Meta announced EnCodec, an AI-powered audio compression method that has the ability to make audio up to ten times smaller than MP3 without compromising on quality.
Meta said its technology enhances the sound quality of speech on low-bandwidth connections, such as cellphone calls in suboptimal network areas. It works great for music as well.
EnCodec was initially debuted on the 25th of October in the ‘High Fidelity Neural Audio Compression’ paper written by Meta AI researchers including Yossi Adi, Jade Copet, Gabriel Synnaeve and Alexandre Défossez. Meta also published a blog summarizing its research focused on EnCodec.
According to Meta, the technique follows a three-part system designed to compress audio and achieve the desired target size. It begins by transforming uncompressed information into a lower frame rate representation, aka ‘latent space’.
Afterwards, the ‘quantizer’ compresses the latent space representation according to the desired size while maintaining a record of the most valuable data, allowing it to be rebuilt to the original signal. Lastly, the decoder converts the compressed data into audio in real-time via a neural network on a single CPU.
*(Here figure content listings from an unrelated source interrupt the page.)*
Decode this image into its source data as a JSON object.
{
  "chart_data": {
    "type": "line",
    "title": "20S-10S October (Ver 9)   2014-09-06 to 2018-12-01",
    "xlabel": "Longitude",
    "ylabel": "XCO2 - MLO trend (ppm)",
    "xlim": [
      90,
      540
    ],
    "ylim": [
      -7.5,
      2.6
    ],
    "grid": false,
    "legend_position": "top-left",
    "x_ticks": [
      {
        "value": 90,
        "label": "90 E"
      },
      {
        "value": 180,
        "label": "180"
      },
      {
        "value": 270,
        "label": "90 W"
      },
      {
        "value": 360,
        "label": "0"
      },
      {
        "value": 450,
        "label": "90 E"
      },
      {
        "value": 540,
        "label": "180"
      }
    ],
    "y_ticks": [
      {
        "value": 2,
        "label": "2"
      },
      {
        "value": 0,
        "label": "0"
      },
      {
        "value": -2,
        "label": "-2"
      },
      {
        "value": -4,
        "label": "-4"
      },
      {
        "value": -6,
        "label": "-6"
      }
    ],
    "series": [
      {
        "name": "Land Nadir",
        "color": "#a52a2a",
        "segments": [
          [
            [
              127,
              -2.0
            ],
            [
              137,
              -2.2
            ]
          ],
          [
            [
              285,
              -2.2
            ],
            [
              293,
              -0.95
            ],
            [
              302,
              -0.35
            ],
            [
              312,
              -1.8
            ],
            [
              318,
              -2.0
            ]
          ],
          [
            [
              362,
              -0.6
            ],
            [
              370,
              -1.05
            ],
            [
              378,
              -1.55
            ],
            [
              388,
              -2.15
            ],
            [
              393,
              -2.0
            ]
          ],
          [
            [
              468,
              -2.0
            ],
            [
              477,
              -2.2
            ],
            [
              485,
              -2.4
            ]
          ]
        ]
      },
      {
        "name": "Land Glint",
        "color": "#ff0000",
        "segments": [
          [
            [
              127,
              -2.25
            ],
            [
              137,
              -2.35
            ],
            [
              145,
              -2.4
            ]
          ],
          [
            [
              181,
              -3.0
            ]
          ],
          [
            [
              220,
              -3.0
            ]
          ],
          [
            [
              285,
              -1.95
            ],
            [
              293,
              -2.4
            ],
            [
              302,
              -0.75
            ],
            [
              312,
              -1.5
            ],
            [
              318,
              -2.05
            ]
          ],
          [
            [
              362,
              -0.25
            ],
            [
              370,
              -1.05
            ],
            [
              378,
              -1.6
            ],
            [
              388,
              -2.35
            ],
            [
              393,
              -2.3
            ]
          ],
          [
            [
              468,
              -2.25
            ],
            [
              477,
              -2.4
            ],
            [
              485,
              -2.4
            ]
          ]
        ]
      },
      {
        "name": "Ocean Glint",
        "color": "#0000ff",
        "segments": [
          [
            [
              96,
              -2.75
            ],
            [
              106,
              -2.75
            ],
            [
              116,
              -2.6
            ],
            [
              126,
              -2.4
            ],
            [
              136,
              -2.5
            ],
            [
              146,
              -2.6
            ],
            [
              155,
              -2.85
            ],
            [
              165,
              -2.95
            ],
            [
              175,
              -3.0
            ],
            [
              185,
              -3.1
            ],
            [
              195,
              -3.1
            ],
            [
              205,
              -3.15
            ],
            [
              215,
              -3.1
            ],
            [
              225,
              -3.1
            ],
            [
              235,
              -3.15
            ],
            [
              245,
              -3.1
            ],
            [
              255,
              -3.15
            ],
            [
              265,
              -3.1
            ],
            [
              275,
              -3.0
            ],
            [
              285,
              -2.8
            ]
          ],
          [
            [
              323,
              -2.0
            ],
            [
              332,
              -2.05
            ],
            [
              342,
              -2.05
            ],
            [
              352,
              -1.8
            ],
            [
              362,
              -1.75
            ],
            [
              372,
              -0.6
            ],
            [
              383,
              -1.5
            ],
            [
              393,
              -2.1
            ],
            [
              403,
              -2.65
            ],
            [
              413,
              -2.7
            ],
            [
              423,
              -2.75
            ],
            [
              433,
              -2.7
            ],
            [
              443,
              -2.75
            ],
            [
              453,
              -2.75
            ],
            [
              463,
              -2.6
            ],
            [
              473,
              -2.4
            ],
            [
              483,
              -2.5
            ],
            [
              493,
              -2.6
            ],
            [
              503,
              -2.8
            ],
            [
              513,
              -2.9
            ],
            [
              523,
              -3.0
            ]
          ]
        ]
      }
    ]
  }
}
The implementation of discriminators allows EnCodec to compress data and audio without loss of quality. Meta claims its researchers are the first to implement a neural network for audio compression and decompression of 48 kHz stereo audio.
When it comes to applications, the technique can provide ‘faster and better quality calls’ in suboptimal network areas. It’s also capable of delivering “rich metaverse experiences without requiring major bandwidth improvements”, Meta said.
Regardless of its potential, Meta’s EnCodec technology is still in the research phase. It’s a promising technique for reducing the bandwidth needs of high-quality without affecting quality. The technology may prove beneficial for mobile broadband service providers overburdened by high media streaming demands.